Detroit is recruiting ex-patriots or ex-pats — people born in or who attended school in the region — to return to their hometown to reconnect, recharge and reinvest.

The Detroit Homecoming is slated Sept. 17 to 19, with an agenda to include experiences such as dinner in the not-yet-open David Whitney Building on Grand Circus Park, city tours, dinner inside the refurbished Globe Outdoor Adventure Center on Detroit's riverfront and a concert at Chene Park Amphitheatre.

All the activities have one goal in mind: to show off the possibilities in greater Detroit.

At a kickoff news conference today at Lowe Campbell Ewald, Mayor Mike Duggan said: "Detroit needs jobs and investment. It also needs people with influence to be ambassadors. But until today, no one has focused on a key resource: people who call Detroit their hometown but now live elsewhere.

"Detroit Homecoming will provide exactly the right motivation our city needs to bring native Detroiters back home to be a part of the city's revitalization."

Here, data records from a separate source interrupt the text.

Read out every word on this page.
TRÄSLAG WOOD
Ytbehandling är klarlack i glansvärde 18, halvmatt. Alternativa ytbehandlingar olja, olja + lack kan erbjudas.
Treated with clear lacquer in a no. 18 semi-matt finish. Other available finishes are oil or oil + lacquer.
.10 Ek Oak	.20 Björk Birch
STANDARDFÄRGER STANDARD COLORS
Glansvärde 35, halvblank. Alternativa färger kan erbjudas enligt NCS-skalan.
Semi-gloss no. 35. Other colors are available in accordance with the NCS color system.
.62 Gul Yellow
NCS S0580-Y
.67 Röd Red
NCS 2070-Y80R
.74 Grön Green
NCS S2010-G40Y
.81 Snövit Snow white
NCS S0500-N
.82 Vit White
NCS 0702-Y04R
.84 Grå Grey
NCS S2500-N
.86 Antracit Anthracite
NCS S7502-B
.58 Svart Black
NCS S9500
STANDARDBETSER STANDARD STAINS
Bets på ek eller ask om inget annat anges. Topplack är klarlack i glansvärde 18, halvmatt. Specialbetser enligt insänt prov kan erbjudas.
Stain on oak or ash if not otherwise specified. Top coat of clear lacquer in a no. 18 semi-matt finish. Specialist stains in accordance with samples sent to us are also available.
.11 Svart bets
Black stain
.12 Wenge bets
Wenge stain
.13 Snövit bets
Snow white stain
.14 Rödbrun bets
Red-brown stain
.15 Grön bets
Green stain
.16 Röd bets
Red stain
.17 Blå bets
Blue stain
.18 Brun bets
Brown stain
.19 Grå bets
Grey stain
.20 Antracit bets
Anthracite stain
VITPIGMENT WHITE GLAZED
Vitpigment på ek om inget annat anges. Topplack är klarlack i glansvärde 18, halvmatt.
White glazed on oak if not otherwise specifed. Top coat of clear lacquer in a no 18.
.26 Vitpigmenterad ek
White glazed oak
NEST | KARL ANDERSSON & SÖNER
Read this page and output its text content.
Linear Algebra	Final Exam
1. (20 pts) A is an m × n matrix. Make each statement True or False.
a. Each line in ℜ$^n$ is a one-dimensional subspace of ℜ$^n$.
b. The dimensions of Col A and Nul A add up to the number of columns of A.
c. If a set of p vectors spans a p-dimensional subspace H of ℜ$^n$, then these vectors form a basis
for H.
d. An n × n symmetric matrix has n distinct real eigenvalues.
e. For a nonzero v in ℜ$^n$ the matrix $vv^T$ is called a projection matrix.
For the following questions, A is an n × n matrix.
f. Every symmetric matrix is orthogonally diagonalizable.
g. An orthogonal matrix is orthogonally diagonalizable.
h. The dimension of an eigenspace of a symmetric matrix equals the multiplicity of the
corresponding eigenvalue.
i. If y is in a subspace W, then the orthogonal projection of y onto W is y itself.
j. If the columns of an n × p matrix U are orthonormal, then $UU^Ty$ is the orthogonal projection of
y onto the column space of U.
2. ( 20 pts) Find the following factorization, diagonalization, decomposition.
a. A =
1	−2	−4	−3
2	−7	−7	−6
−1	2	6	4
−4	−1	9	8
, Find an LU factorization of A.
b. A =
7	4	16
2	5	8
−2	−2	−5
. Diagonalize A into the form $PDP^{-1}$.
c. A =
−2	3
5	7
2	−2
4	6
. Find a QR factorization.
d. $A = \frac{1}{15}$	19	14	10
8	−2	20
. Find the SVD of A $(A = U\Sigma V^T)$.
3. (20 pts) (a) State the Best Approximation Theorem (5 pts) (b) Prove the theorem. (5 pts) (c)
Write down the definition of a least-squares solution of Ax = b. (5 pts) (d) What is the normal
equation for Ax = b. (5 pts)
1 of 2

Jim Hayes, the retired publisher of Fortune and co-director of the Detroit Homecoming, returned to Detroit last year.

"Ever since I've been back, I've been endlessly impressed by the opportunities for investment and engagement," he said.

"We're going to dazzle these folks who haven't been here in a while. They'll be stunned to see how dramatically Detroit is changing for the better."

The goal is to bring back at least 150 expats for the by-invitation-only, more-than-a-business conference. To date, more than 70 people have expressed interest in the event, according to organizers.

"This is not a typical business conference," said Mary Kramer, publisher of Crain's Detroit Business and Detroit Homecoming co-director. "We are tapping local doers to meet and mingle throughout.

"We are going to continually encourage our attendees to think of ways they can make a difference in their hometown. ... All the while, they will be encouraged to get involved."